Plan nie powiódł się, bowiem jedna z kobiet nie zgodziła się na takie rozwiązanie i powiadomiła o sprawie ZUS, a ten zgłosił sprawę do Prokuratury Rejonowej w Dzierżoniowie. Śledztwo zakończyło się skierowaniem aktu oskarżenia do sądu.
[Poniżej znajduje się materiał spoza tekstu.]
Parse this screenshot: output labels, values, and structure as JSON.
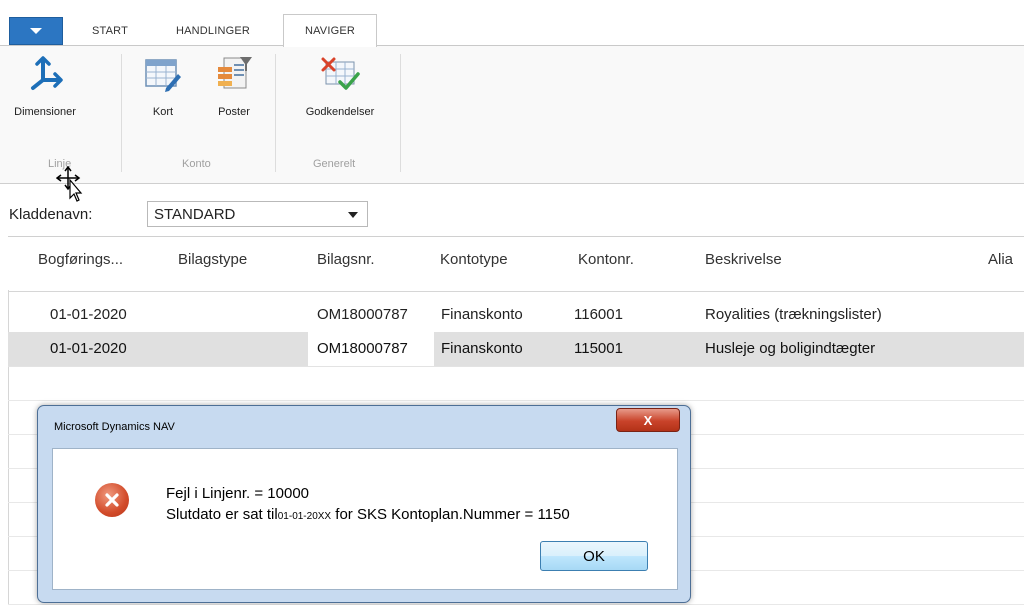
{
  "ribbon": {
    "tabs": [
      {
        "label": "START"
      },
      {
        "label": "HANDLINGER"
      },
      {
        "label": "NAVIGER"
      }
    ],
    "buttons": {
      "dimensioner": "Dimensioner",
      "kort": "Kort",
      "poster": "Poster",
      "godkendelser": "Godkendelser"
    },
    "groups": {
      "linje": "Linje",
      "konto": "Konto",
      "generelt": "Generelt"
    }
  },
  "journal": {
    "label": "Kladdenavn:",
    "value": "STANDARD"
  },
  "grid": {
    "headers": [
      "Bogførings...",
      "Bilagstype",
      "Bilagsnr.",
      "Kontotype",
      "Kontonr.",
      "Beskrivelse",
      "Alia"
    ],
    "rows": [
      {
        "date": "01-01-2020",
        "doctype": "",
        "docno": "OM18000787",
        "accttype": "Finanskonto",
        "acctno": "116001",
        "desc": "Royalities (trækningslister)"
      },
      {
        "date": "01-01-2020",
        "doctype": "",
        "docno": "OM18000787",
        "accttype": "Finanskonto",
        "acctno": "115001",
        "desc": "Husleje og boligindtægter"
      }
    ]
  },
  "dialog": {
    "title": "Microsoft Dynamics NAV",
    "close_label": "X",
    "line1": "Fejl i Linjenr. = 10000",
    "line2_prefix": "Slutdato er sat til",
    "line2_date": "01-01-20XX",
    "line2_suffix": " for SKS Kontoplan.Nummer = 1150",
    "ok_label": "OK"
  },
  "colors": {
    "accent": "#2c76c2",
    "error": "#d24b2a",
    "selected_row": "#e0e0e0",
    "dialog_frame": "#c7daf0"
  },
  "icons": [
    "menu-dropdown-icon",
    "dimensions-icon",
    "card-icon",
    "entries-icon",
    "approvals-icon",
    "error-icon",
    "mouse-cursor-icon",
    "dropdown-arrow-icon"
  ]
}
- Skierowaliśmy do sądu akt oskarżenia przeciwko Halinie Sz.-R. dotyczący potwierdzenia nieprawdy w dokumencie w zakresie wytworzenia kart ciążowych i wystawienia na ich podstawie zwolnień w celu uzyskania korzyści majątkowej, dotyczącej nieodprowadzania ZUS-u za dwie osoby. Czyn ten jest zagrożony karą do 8 lat pozbawienia wolności. Dodatkowo będziemy wnioskować o zakaz wykonywania zawodu lekarza - mówi Doba.pl prokurator Emil Wojtyra, Zastępca Prokuratora Rejonowego w Dzierżoniowie.
Oświadczenie ZUS
Rzeczywiście w maju 2020 r. ZUS skierował do Prokuratury Rejonowej w Dzierżoniowie w tej sprawie, zawiadomienie o możliwości popełnienia przestępstwa, o którym mowa w art. 271 § 1 Kodeksu karnego, czyli poświadczenia nieprawdy. Był to efekt naszych rutynowych działań ukierunkowanych na wykrywanie wszelkich nadużyć.
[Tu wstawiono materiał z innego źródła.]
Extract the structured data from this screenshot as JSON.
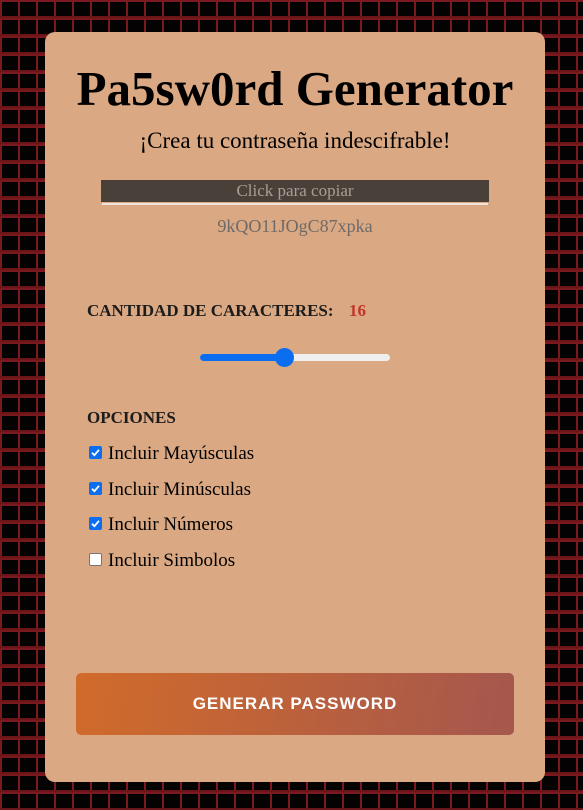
{
  "app": {
    "title": "Pa5sw0rd Generator",
    "subtitle": "¡Crea tu contraseña indescifrable!"
  },
  "output": {
    "copy_label": "Click para copiar",
    "password": "9kQO11JOgC87xpka"
  },
  "length": {
    "label": "CANTIDAD DE CARACTERES:",
    "value": "16",
    "slider_fraction": 0.44
  },
  "options": {
    "label": "OPCIONES",
    "items": [
      {
        "label": "Incluir Mayúsculas",
        "checked": true
      },
      {
        "label": "Incluir Minúsculas",
        "checked": true
      },
      {
        "label": "Incluir Números",
        "checked": true
      },
      {
        "label": "Incluir Simbolos",
        "checked": false
      }
    ]
  },
  "actions": {
    "generate_label": "GENERAR PASSWORD"
  },
  "colors": {
    "card": "#daa882",
    "accent": "#0b6ef0",
    "length_value": "#c3342b",
    "button_start": "#d16b2a",
    "button_end": "#a5574e"
  }
}
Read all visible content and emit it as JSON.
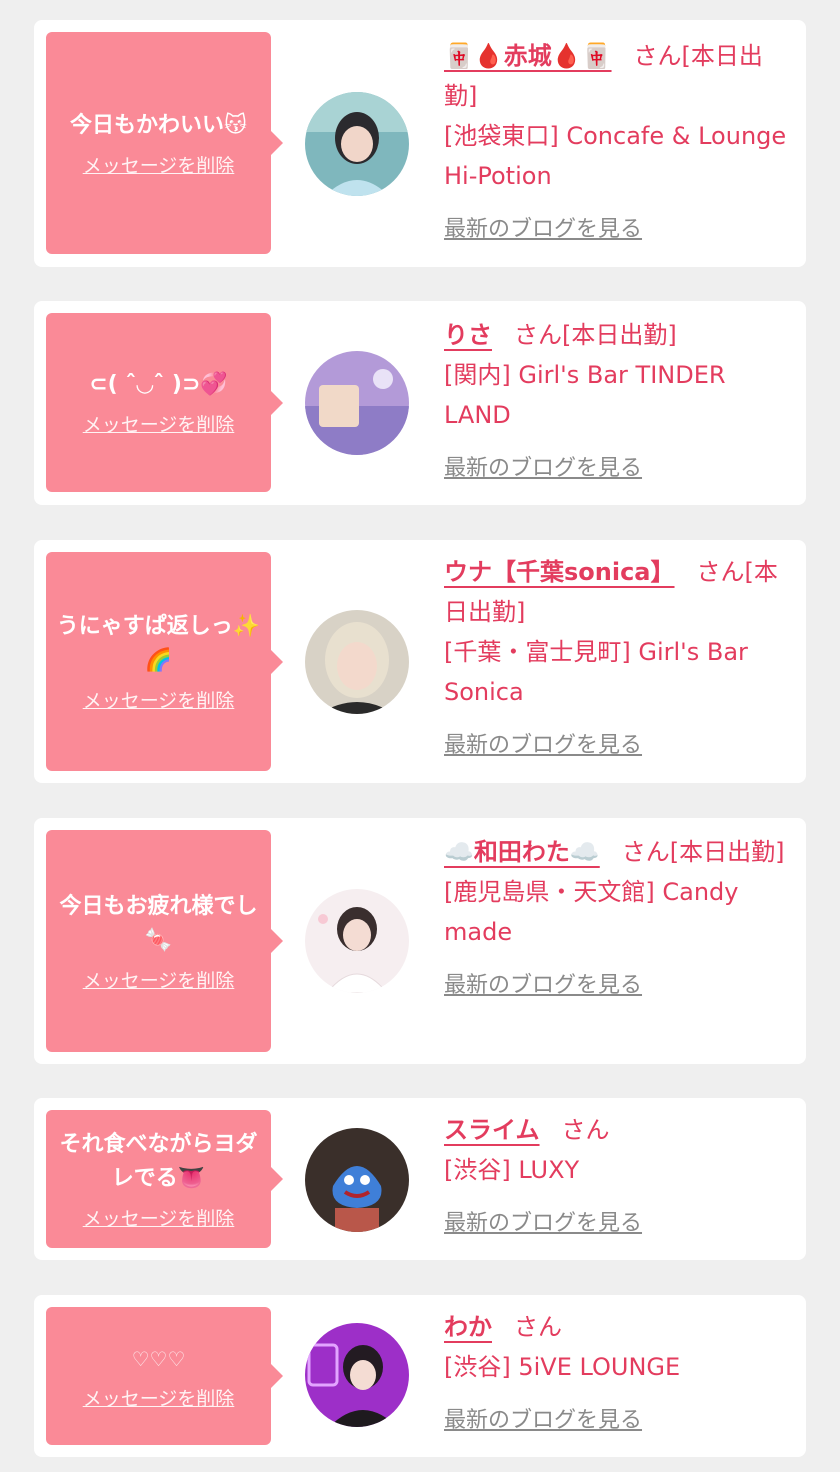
{
  "cards": [
    {
      "message": "今日もかわいい😽",
      "delete_label": "メッセージを削除",
      "name": "🀄🩸赤城🩸🀄",
      "status": "さん[本日出勤]",
      "shop": "[池袋東口] Concafe & Lounge Hi-Potion",
      "blog_label": "最新のブログを見る",
      "avatar_icon": "profile-photo"
    },
    {
      "message": "⊂( ˆ◡ˆ )⊃💞",
      "delete_label": "メッセージを削除",
      "name": "りさ",
      "status": "さん[本日出勤]",
      "shop": "[関内] Girl's Bar TINDER LAND",
      "blog_label": "最新のブログを見る",
      "avatar_icon": "profile-photo"
    },
    {
      "message": "うにゃすぱ返しっ✨🌈",
      "delete_label": "メッセージを削除",
      "name": "ウナ【千葉sonica】",
      "status": "さん[本日出勤]",
      "shop": "[千葉・富士見町] Girl's Bar Sonica",
      "blog_label": "最新のブログを見る",
      "avatar_icon": "profile-photo"
    },
    {
      "message": "今日もお疲れ様でし🍬",
      "delete_label": "メッセージを削除",
      "name": "☁️和田わた☁️",
      "status": "さん[本日出勤]",
      "shop": "[鹿児島県・天文館] Candy made",
      "blog_label": "最新のブログを見る",
      "avatar_icon": "profile-photo"
    },
    {
      "message": "それ食べながらヨダレでる👅",
      "delete_label": "メッセージを削除",
      "name": "スライム",
      "status": "さん",
      "shop": "[渋谷] LUXY",
      "blog_label": "最新のブログを見る",
      "avatar_icon": "profile-photo"
    },
    {
      "message": "♡♡♡",
      "delete_label": "メッセージを削除",
      "name": "わか",
      "status": "さん",
      "shop": "[渋谷] 5iVE LOUNGE",
      "blog_label": "最新のブログを見る",
      "avatar_icon": "profile-photo"
    }
  ],
  "colors": {
    "accent": "#e33c5e",
    "bubble": "#fa8a97",
    "card": "#ffffff",
    "page": "#efefef",
    "link_gray": "#8a8a8a"
  }
}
- Współpraca z prokuratorem prowadzącym postępowanie przygotowawcze i lokalną policją przebiegały sprawnie – mówi Iwona Kowalska-Matis, regionalny rzecznik prasowy ZUS na Dolnym Śląsku. – My ze swojej strony zablokowaliśmy wypłatę zasiłku dla pracownic hotelu, w stosunku do których toczy się postępowanie – dodaje Kowalska-Matis.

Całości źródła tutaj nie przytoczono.